Seltene Schätze am Amrumer Kniepsand: Beim Strandspaziergang die Augen offen halten

Dann geht es aber wieder raus in die Natur, die an der Nordsee auch im Winter niemals Pause macht, daran erinnern schon Ebbe und Flut jeden Tag aufs Neue. Unweit des Leuchtturms, startet der 4,5 Kilometer lange Themenweg Dünen, durch den feinen weißen Sand zum lang gezogenen Wriakhörnsee, hier über Bohlenwege bis kurz vor Wittdün und längs der Inselstraße unter Bäumen zurückführt und die ganze Vielfalt der Insel quasi auf einen Blick nochmal zusammenfasst.

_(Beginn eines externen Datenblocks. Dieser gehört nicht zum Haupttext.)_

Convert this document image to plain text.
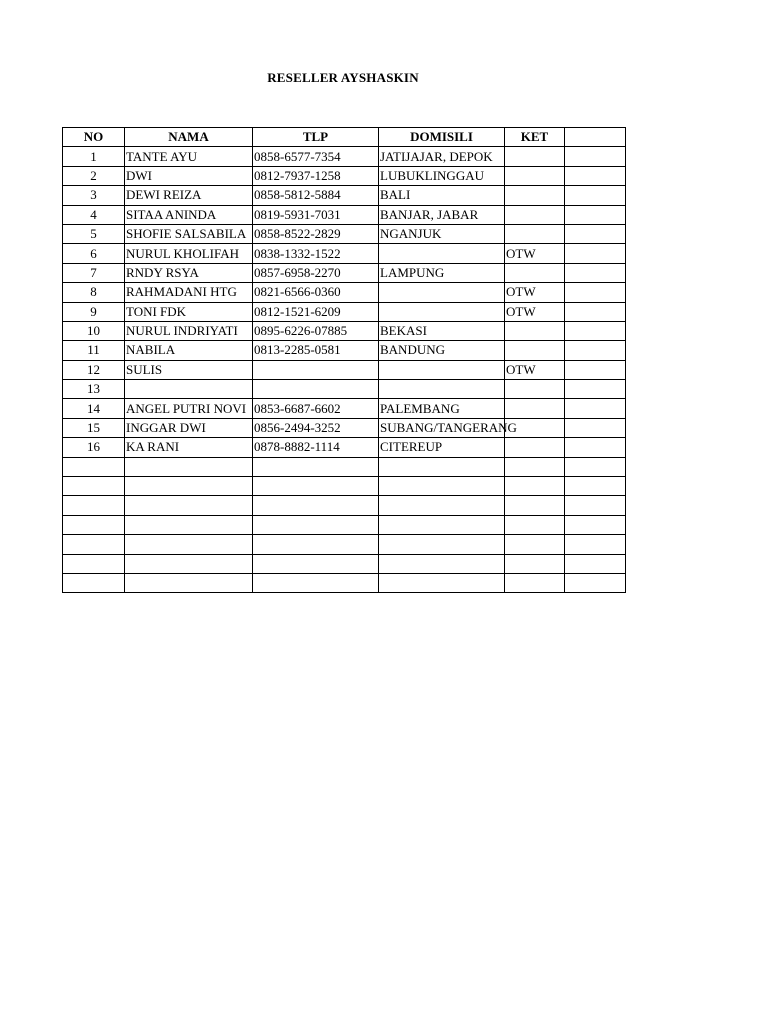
RESELLER AYSHASKIN
NO	NAMA	TLP	DOMISILI	KET	
1	TANTE AYU	0858-6577-7354	JATIJAJAR, DEPOK		
2	DWI	0812-7937-1258	LUBUKLINGGAU		
3	DEWI REIZA	0858-5812-5884	BALI		
4	SITAA ANINDA	0819-5931-7031	BANJAR, JABAR		
5	SHOFIE SALSABILA	0858-8522-2829	NGANJUK		
6	NURUL KHOLIFAH	0838-1332-1522		OTW	
7	RNDY RSYA	0857-6958-2270	LAMPUNG		
8	RAHMADANI HTG	0821-6566-0360		OTW	
9	TONI FDK	0812-1521-6209		OTW	
10	NURUL INDRIYATI	0895-6226-07885	BEKASI		
11	NABILA	0813-2285-0581	BANDUNG		
12	SULIS			OTW	
13					
14	ANGEL PUTRI NOVI	0853-6687-6602	PALEMBANG		
15	INGGAR DWI	0856-2494-3252	SUBANG/TANGERANG		
16	KA RANI	0878-8882-1114	CITEREUP		
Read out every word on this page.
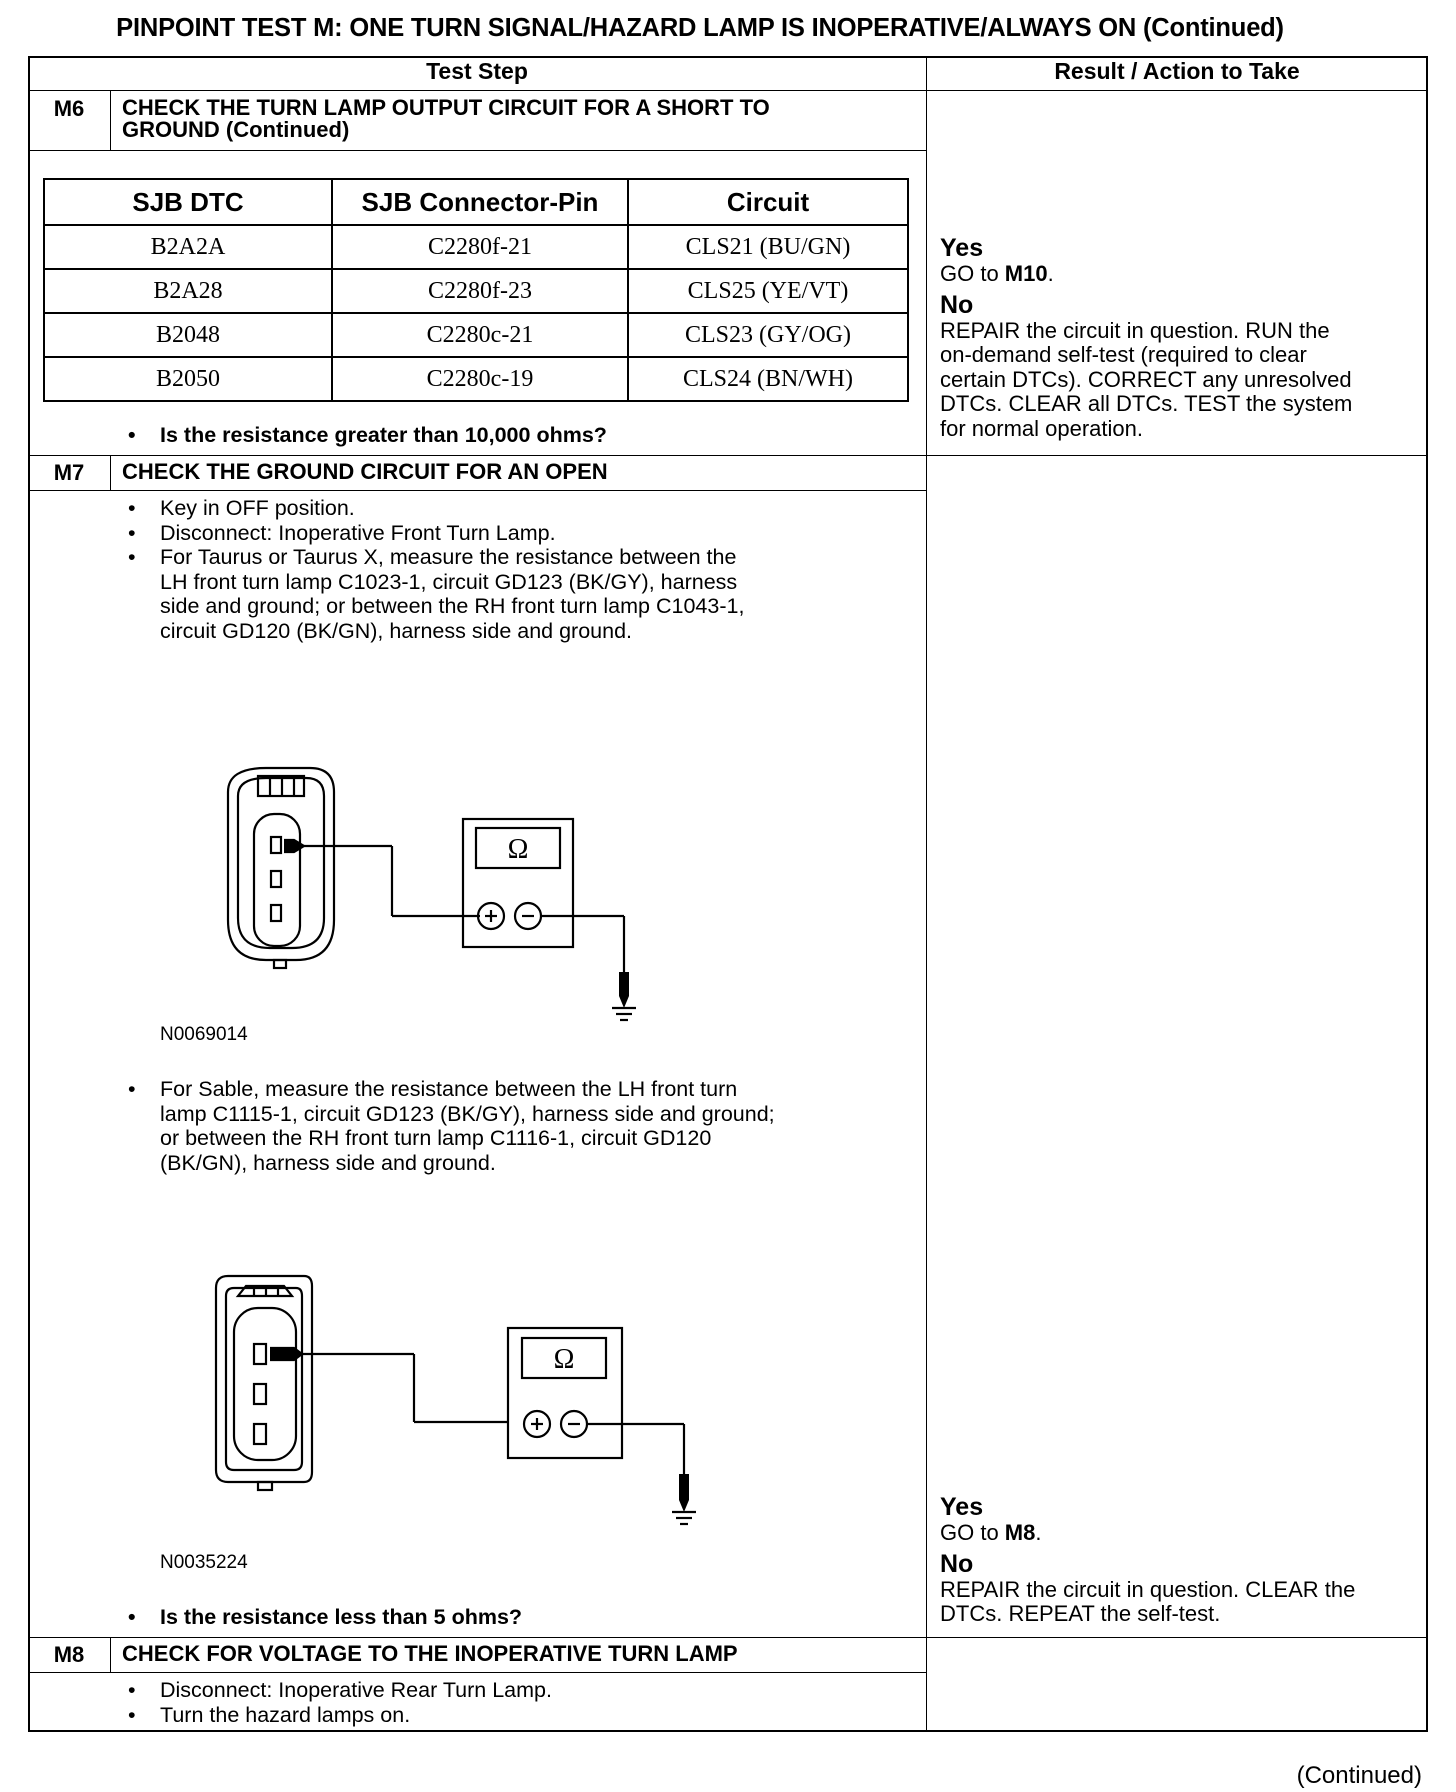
PINPOINT TEST M: ONE TURN SIGNAL/HAZARD LAMP IS INOPERATIVE/ALWAYS ON (Continued)
Test Step	Result / Action to Take
M6	CHECK THE TURN LAMP OUTPUT CIRCUIT FOR A SHORT TO
GROUND (Continued)
SJB DTC	SJB Connector-Pin	Circuit
B2A2A	C2280f-21	CLS21 (BU/GN)
B2A28	C2280f-23	CLS25 (YE/VT)
B2048	C2280c-21	CLS23 (GY/OG)
B2050	C2280c-19	CLS24 (BN/WH)
• Is the resistance greater than 10,000 ohms?
Yes
GO to M10.
No
REPAIR the circuit in question. RUN the
on-demand self-test (required to clear
certain DTCs). CORRECT any unresolved
DTCs. CLEAR all DTCs. TEST the system
for normal operation.
M7	CHECK THE GROUND CIRCUIT FOR AN OPEN
• Key in OFF position.
• Disconnect: Inoperative Front Turn Lamp.
• For Taurus or Taurus X, measure the resistance between the
LH front turn lamp C1023-1, circuit GD123 (BK/GY), harness
side and ground; or between the RH front turn lamp C1043-1,
circuit GD120 (BK/GN), harness side and ground.
Ω
N0069014
• For Sable, measure the resistance between the LH front turn
lamp C1115-1, circuit GD123 (BK/GY), harness side and ground;
or between the RH front turn lamp C1116-1, circuit GD120
(BK/GN), harness side and ground.
Ω
N0035224
• Is the resistance less than 5 ohms?
Yes
GO to M8.
No
REPAIR the circuit in question. CLEAR the
DTCs. REPEAT the self-test.
M8	CHECK FOR VOLTAGE TO THE INOPERATIVE TURN LAMP
• Disconnect: Inoperative Rear Turn Lamp.
• Turn the hazard lamps on.
(Continued)
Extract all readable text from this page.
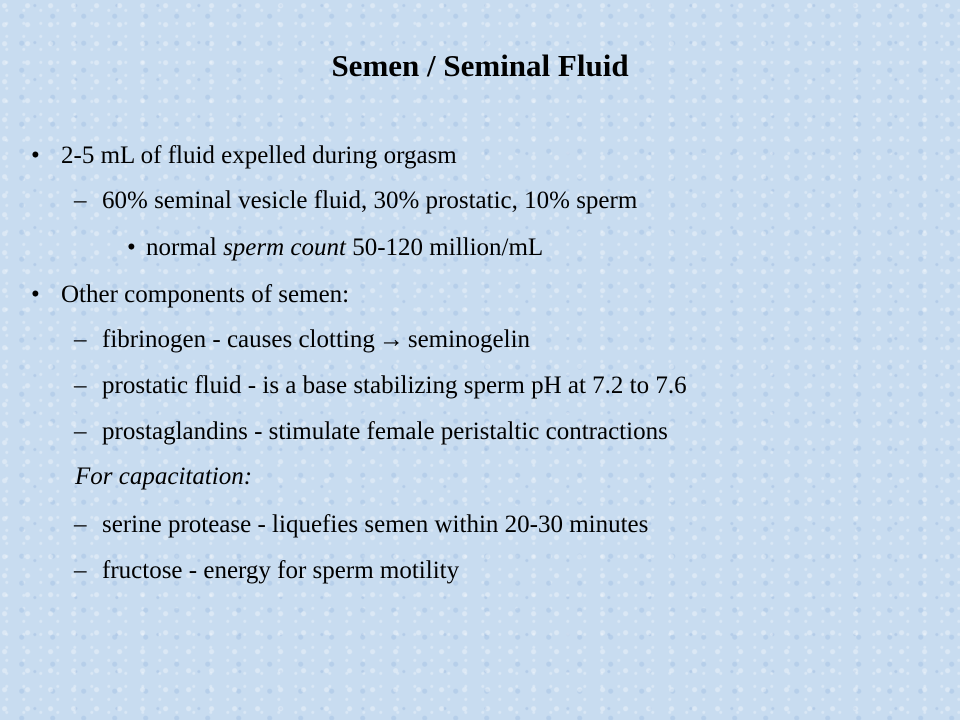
Semen / Seminal Fluid
• 2-5 mL of fluid expelled during orgasm
– 60% seminal vesicle fluid, 30% prostatic, 10% sperm
• normal sperm count 50-120 million/mL
• Other components of semen:
– fibrinogen - causes clotting → seminogelin
– prostatic fluid - is a base stabilizing sperm pH at 7.2 to 7.6
– prostaglandins - stimulate female peristaltic contractions
For capacitation:
– serine protease - liquefies semen within 20-30 minutes
– fructose - energy for sperm motility
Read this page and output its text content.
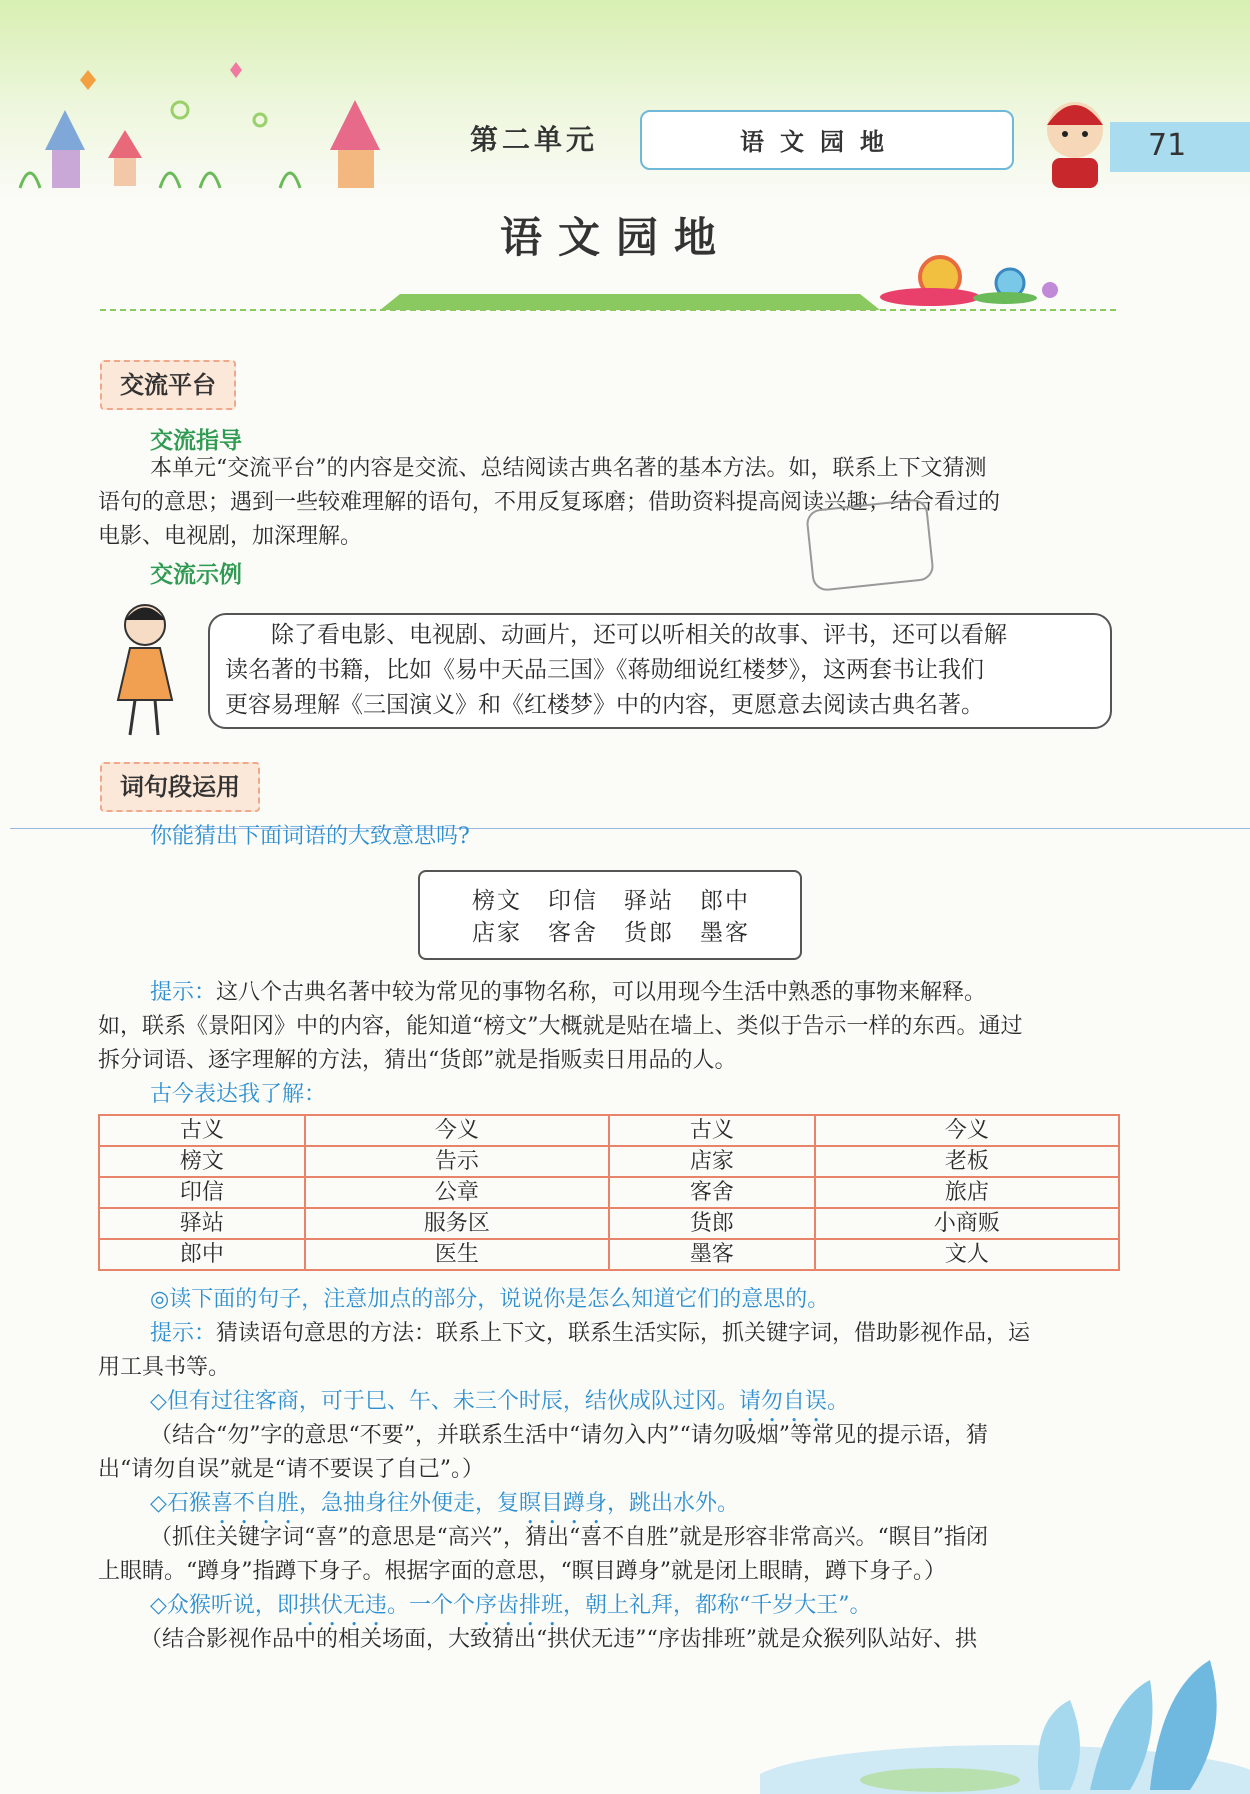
第二单元	语文园地	71
语文园地
交流平台
交流指导
本单元“交流平台”的内容是交流、总结阅读古典名著的基本方法。如，联系上下文猜测
语句的意思；遇到一些较难理解的语句，不用反复琢磨；借助资料提高阅读兴趣；结合看过的
电影、电视剧，加深理解。
交流示例
除了看电影、电视剧、动画片，还可以听相关的故事、评书，还可以看解
读名著的书籍，比如《易中天品三国》《蒋勋细说红楼梦》，这两套书让我们
更容易理解《三国演义》和《红楼梦》中的内容，更愿意去阅读古典名著。
词句段运用
你能猜出下面词语的大致意思吗?
榜文 印信 驿站 郎中
店家 客舍 货郎 墨客
提示：这八个古典名著中较为常见的事物名称，可以用现今生活中熟悉的事物来解释。
如，联系《景阳冈》中的内容，能知道“榜文”大概就是贴在墙上、类似于告示一样的东西。通过
拆分词语、逐字理解的方法，猜出“货郎”就是指贩卖日用品的人。
古今表达我了解：
古义	今义	古义	今义
榜文	告示	店家	老板
印信	公章	客舍	旅店
驿站	服务区	货郎	小商贩
郎中	医生	墨客	文人
◎读下面的句子，注意加点的部分，说说你是怎么知道它们的意思的。
提示：猜读语句意思的方法：联系上下文，联系生活实际，抓关键字词，借助影视作品，运
用工具书等。
◇但有过往客商，可于巳、午、未三个时辰，结伙成队过冈。请勿自误。
（结合“勿”字的意思“不要”，并联系生活中“请勿入内”“请勿吸烟”等常见的提示语，猜
出“请勿自误”就是“请不要误了自己”。）
◇石猴喜不自胜，急抽身往外便走，复瞑目蹲身，跳出水外。
（抓住关键字词“喜”的意思是“高兴”，猜出“喜不自胜”就是形容非常高兴。“瞑目”指闭
上眼睛。“蹲身”指蹲下身子。根据字面的意思，“瞑目蹲身”就是闭上眼睛，蹲下身子。）
◇众猴听说，即拱伏无违。一个个序齿排班，朝上礼拜，都称“千岁大王”。
（结合影视作品中的相关场面，大致猜出“拱伏无违”“序齿排班”就是众猴列队站好、拱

Die größte Anziehungskraft, die hat jedoch immer noch der Strand. Das geht sogar Silko und den anderen Freiwilligen so, die hier seit Monaten Tag für Tag draußen verbringen. Dass jeder neue Tag Überraschungen mit sich bringen kann, dafür sorgt bei den Freiwilligen eine kleine Tradition, die zur täglichen Schatzsuche animiert. Neben Herzmuscheln, amerikanischen Bohrmuscheln und pazifischen Felsenaustern, die hier recht häufig zu finden sind, zählen die kleinen Friesenknöpfchen und Wendeltreppen zu den selteneren Funden am Kniepsand. Doch besonders begehrt sind wegen der Tradition vor allem die sogenannten Pelikanfüße, auffällig geformte Meeresschnecken, die nach ihrer Ähnlichkeit zu den Füßen von Schwimmvögeln benannt sind.

In seiner Zeit an der Nordsee vier davon zu finden, gilt der Legende nach als eine Art Aufnahmeritual, erklärt Silko. „Den ersten hängt man sich als Kette um den Hals, den zweiten schenkt man seiner großen Liebe und den dritten gibt man der Nordsee, also seiner zweiten großen Liebe zurück.“ Und der Vierte? „Der ist dann die Antwort der Nordsee.“ Na, dann nichts wie ganz nah ran an den feinen Amrumer Sand. (Sandra Kathe)

Transparenzhinweis: Die Recherche wurde unterstützt von AmrumTouristik und Vamera Ferien am Meer.